10 years of heartache
That I never felt.
10 years of desire,
That I never touched.
10 years of mourning,
that I can’t forget.
I will always wonder,
What was lost.
And so I sit here,
And look to you in fear,
What is Love?
Will I wake up in the morning
With my pride intact
Will the wind shift
And leave me cold.
Will this desire - what desire are you talking about here? (the present desire, love interest)Fade with the sunset
As every night
And every day
Seasons my face. - I like this line - seasons my face - good image

Will it rain today
When all is forgotten.
Will I have anything left,
When the tears fall,
One by one
Loss by loss.
Will I ever grasp
For another soul,
When mine is fooled
By another.
I look to you,
And wonder.
The idea of the poem is the notion of not having experienced romantic love in "ten years", which in reality would be ever. The poem comes from the perspective of a young adult finally getting a taste of love (and is being written as the author finally finds someone to love and be loved by), and being both elated and blissful with all that it brings, while at the same time feeling a sense of loss, for not having experienced the highs and lows of love (falling in and out of love, memories, picking yourself back up again, redefining the self). Having not had those experiences before, a sense of mortification is felt at the idea that the loss of love will be a truly painful experience, because of not having contemplated or experienced a broken heart before, which the final lines of the poem allude to "Will I ever grasp / For another soul,
When mine is fooled / By another. / I look to you, And wonder." The poem is about mourning the loss of "living and loving" while at the same realizing that this great present experience will soon be lost, perhaps for a very long time, since it had been so long since it got to this point.
.

Thank you for your feedback!

(04-24-2014, 10:44 PM)71degrees Wrote:  
(04-24-2014, 01:08 AM)Gestalt222 Wrote:  10 years lost.
10 years of heartache
That I never felt.
10 years of desire,
That I never touched.
10 years of mourning,
that I can’t forget.
I will always wonder,
What was lost.
And so I sit here,
And look to you in fear,
What is Love?
Will I wake up in the morning
With my pride intact
Will the wind shift
And leave me cold.
Will this desire
Fade with the sunset
As every night
And every day
Seasons my face.
Will it rain today
When all is forgotten.
Will I have anything left,
When the tears fall,
One by one
Loss by loss.
Will I ever grasp
For another soul,
When mine is fooled
By another.
I look to you,
And wonder.

Love a word like "seasons" with its multiple meanings. With the 10 years theme (probably would spell out all numbers) running through the poem / song, it serves its purpose well. The poem is just "schmaltzy" enough to work. Reminds me of an old "torch" song from the 50's. I can hear Etta James crooning this or a young Frank Sinatra (e.g. "one by one / loss by loss"...I look for you / .
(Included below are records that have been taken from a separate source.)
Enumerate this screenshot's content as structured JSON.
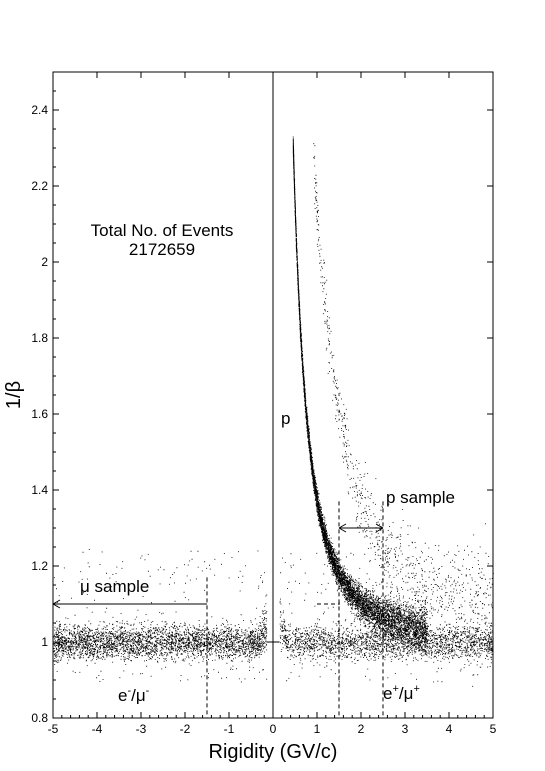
{
  "chart_data": {
    "type": "scatter",
    "title": "",
    "xlabel": "Rigidity (GV/c)",
    "ylabel": "1/β",
    "xlim": [
      -5,
      5
    ],
    "ylim": [
      0.8,
      2.5
    ],
    "xticks": [
      -5,
      -4,
      -3,
      -2,
      -1,
      0,
      1,
      2,
      3,
      4,
      5
    ],
    "yticks": [
      0.8,
      1,
      1.2,
      1.4,
      1.6,
      1.8,
      2,
      2.2,
      2.4
    ],
    "ytick_labels": [
      "0.8",
      "1",
      "1.2",
      "1.4",
      "1.6",
      "1.8",
      "2",
      "2.2",
      "2.4"
    ],
    "grid": false,
    "series": [
      {
        "name": "",
        "description_points": "dense band of events",
        "bands": [
          {
            "kind": "flat",
            "x_range": [
              -5,
              -0.15
            ],
            "y_center": 1.0,
            "y_halfwidth": 0.04
          },
          {
            "kind": "flat",
            "x_range": [
              0.15,
              5
            ],
            "y_center": 1.0,
            "y_halfwidth": 0.04
          },
          {
            "kind": "proton",
            "x_range": [
              0.45,
              3.5
            ],
            "mass": 0.938
          },
          {
            "kind": "deuteron",
            "x_range": [
              0.9,
              5
            ],
            "mass": 1.876
          }
        ]
      }
    ],
    "annotations": {
      "total_events_label": "Total No. of Events",
      "total_events_value": "2172659",
      "proton_label": "p",
      "p_sample_label": "p sample",
      "mu_sample_label": "μ sample",
      "neg_label_main": "e",
      "neg_label_sup": "-",
      "neg_label_sep": "/μ",
      "neg_label_sup2": "-",
      "pos_label_main": "e",
      "pos_label_sup": "+",
      "pos_label_sep": "/μ",
      "pos_label_sup2": "+"
    },
    "p_sample_range": [
      1.5,
      2.5
    ],
    "p_sample_arrow_y": 1.3,
    "mu_sample_range": [
      -5,
      -1.5
    ],
    "mu_sample_arrow_y": 1.1,
    "cut_lines_x": [
      -1.5,
      1.5,
      2.5
    ],
    "cut_dashed_y": 1.1
  }
}
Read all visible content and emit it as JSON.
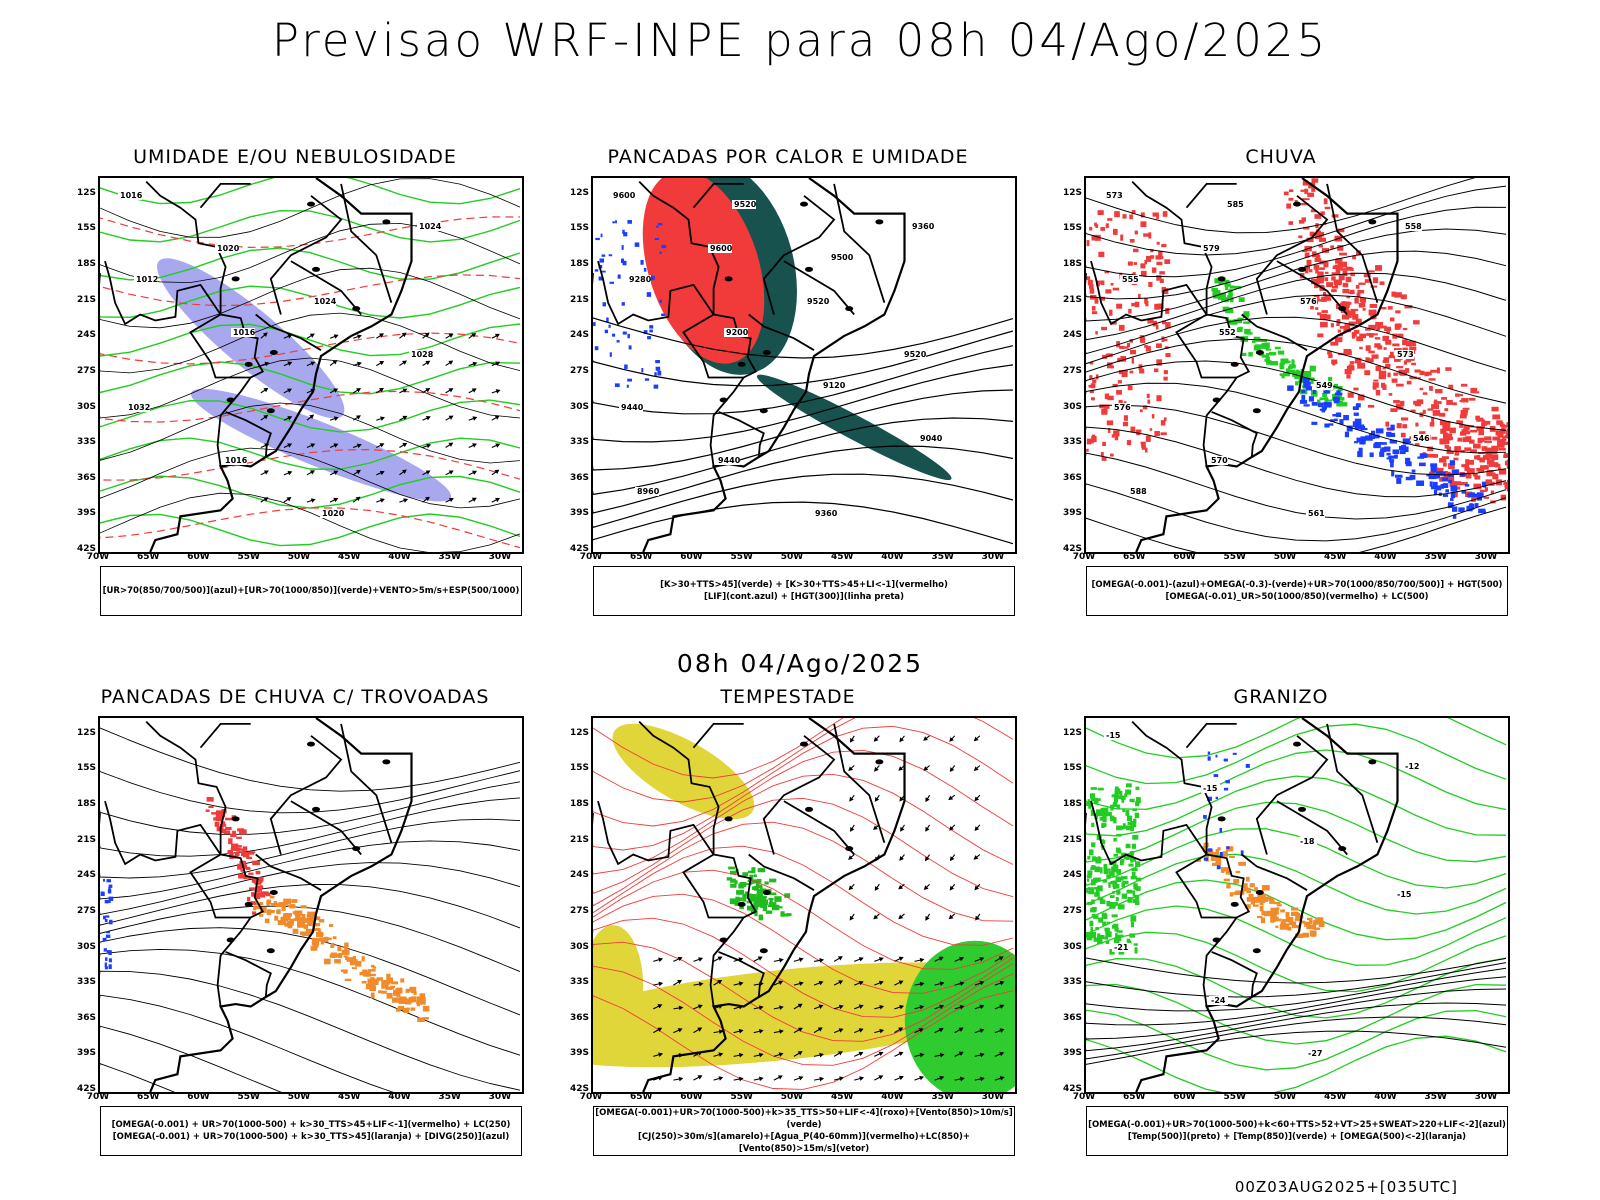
{
  "header": {
    "title": "Previsao WRF-INPE  para 08h 04/Ago/2025"
  },
  "mid_title": "08h 04/Ago/2025",
  "footer": "00Z03AUG2025+[035UTC]",
  "axes": {
    "lat_labels": [
      "12S",
      "15S",
      "18S",
      "21S",
      "24S",
      "27S",
      "30S",
      "33S",
      "36S",
      "39S",
      "42S"
    ],
    "lon_labels": [
      "70W",
      "65W",
      "60W",
      "55W",
      "50W",
      "45W",
      "40W",
      "35W",
      "30W"
    ]
  },
  "colors": {
    "red": "#f13b3b",
    "green": "#22cc22",
    "blue": "#1a3dff",
    "lavender": "#a8a8ee",
    "darkteal": "#17524e",
    "yellow": "#e0d63a",
    "orange": "#f08a2a",
    "black": "#000000"
  },
  "panels": [
    {
      "id": "umidade",
      "title": "UMIDADE E/OU NEBULOSIDADE",
      "legend": [
        "[UR>70(850/700/500)](azul)+[UR>70(1000/850)](verde)+VENTO>5m/s+ESP(500/1000)"
      ],
      "contour_labels": [
        "1016",
        "1020",
        "1024",
        "1028",
        "1032",
        "1016",
        "1020",
        "1024",
        "1012",
        "1016"
      ]
    },
    {
      "id": "pancadas",
      "title": "PANCADAS POR CALOR E UMIDADE",
      "legend": [
        "[K>30+TTS>45](verde) + [K>30+TTS>45+LI<-1](vermelho)",
        "[LIF](cont.azul) + [HGT(300)](linha preta)"
      ],
      "contour_labels": [
        "9600",
        "9600",
        "9520",
        "9520",
        "9440",
        "9440",
        "9360",
        "9360",
        "9280",
        "9200",
        "9120",
        "9040",
        "8960",
        "9520",
        "9500"
      ]
    },
    {
      "id": "chuva",
      "title": "CHUVA",
      "legend": [
        "[OMEGA(-0.001)-(azul)+OMEGA(-0.3)-(verde)+UR>70(1000/850/700/500)] + HGT(500)",
        "[OMEGA(-0.01)_UR>50(1000/850)(vermelho) + LC(500)"
      ],
      "contour_labels": [
        "573",
        "579",
        "576",
        "573",
        "576",
        "570",
        "561",
        "558",
        "555",
        "552",
        "549",
        "546",
        "588",
        "585"
      ]
    },
    {
      "id": "trovoadas",
      "title": "PANCADAS DE CHUVA C/ TROVOADAS",
      "legend": [
        "[OMEGA(-0.001) + UR>70(1000-500) + k>30_TTS>45+LIF<-1](vermelho) + LC(250)",
        "[OMEGA(-0.001) + UR>70(1000-500) + k>30_TTS>45](laranja) + [DIVG(250)](azul)"
      ],
      "contour_labels": []
    },
    {
      "id": "tempestade",
      "title": "TEMPESTADE",
      "legend": [
        "[OMEGA(-0.001)+UR>70(1000-500)+k>35_TTS>50+LIF<-4](roxo)+[Vento(850)>10m/s](verde)",
        "[CJ(250)>30m/s](amarelo)+[Agua_P(40-60mm)](vermelho)+LC(850)+[Vento(850)>15m/s](vetor)"
      ],
      "contour_labels": []
    },
    {
      "id": "granizo",
      "title": "GRANIZO",
      "legend": [
        "[OMEGA(-0.001)+UR>70(1000-500)+k<60+TTS>52+VT>25+SWEAT>220+LIF<-2](azul)",
        "[Temp(500)](preto) + [Temp(850)](verde) + [OMEGA(500)<-2](laranja)"
      ],
      "contour_labels": [
        "-15",
        "-15",
        "-18",
        "-15",
        "-21",
        "-24",
        "-27",
        "-12"
      ]
    }
  ]
}
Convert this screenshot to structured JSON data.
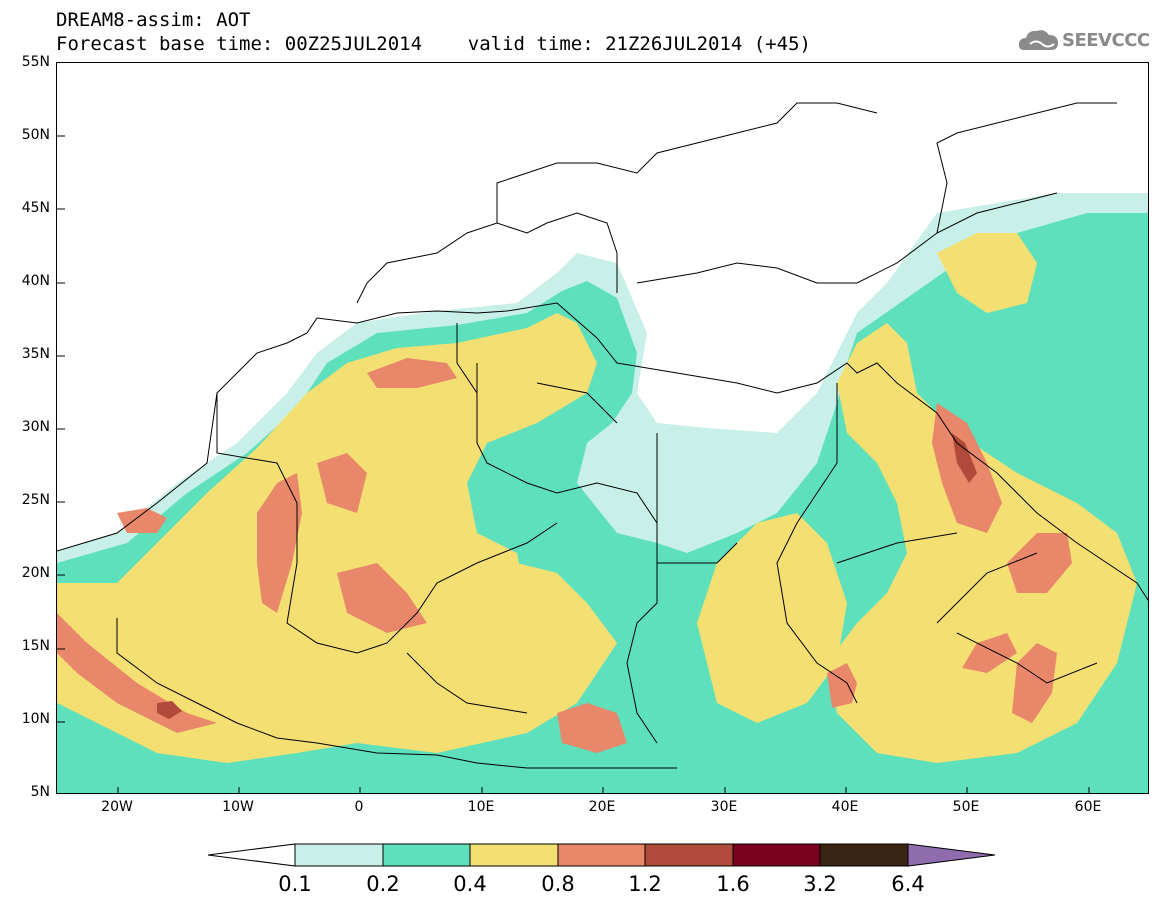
{
  "header": {
    "line1": "DREAM8-assim: AOT",
    "line2": "Forecast base time: 00Z25JUL2014    valid time: 21Z26JUL2014 (+45)"
  },
  "logo": {
    "text": "SEEVCCC",
    "icon": "cloud-icon"
  },
  "map": {
    "lat_labels": [
      "55N",
      "50N",
      "45N",
      "40N",
      "35N",
      "30N",
      "25N",
      "20N",
      "15N",
      "10N",
      "5N"
    ],
    "lon_labels": [
      "20W",
      "10W",
      "0",
      "10E",
      "20E",
      "30E",
      "40E",
      "50E",
      "60E"
    ],
    "lon_range": [
      -25,
      65
    ],
    "lat_range": [
      5,
      55
    ]
  },
  "colorbar": {
    "labels": [
      "0.1",
      "0.2",
      "0.4",
      "0.8",
      "1.2",
      "1.6",
      "3.2",
      "6.4"
    ],
    "colors": {
      "under": "#ffffff",
      "c1": "#c8f0e8",
      "c2": "#5ee0bc",
      "c3": "#f4e072",
      "c4": "#e8876a",
      "c5": "#b04a3a",
      "c6": "#7a0020",
      "c7": "#3a2414",
      "over": "#8e6cae"
    }
  }
}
Work on a decent refrain, work on a decent rhythm, give it to a real music writer and see what happens. I like it. Go through it again...you have questions that deserve question marks sprinkled though out the lines.

Your feedback was valuable! I was unsure of using 10 instead of ten as I thought 10 would be too colloquial as well, sounds like it is. I will make that change. I actually want to get into songwriting as I love music and feel my poetry lends itself to that. And I love Etta James! Glad you enjoyed my poem.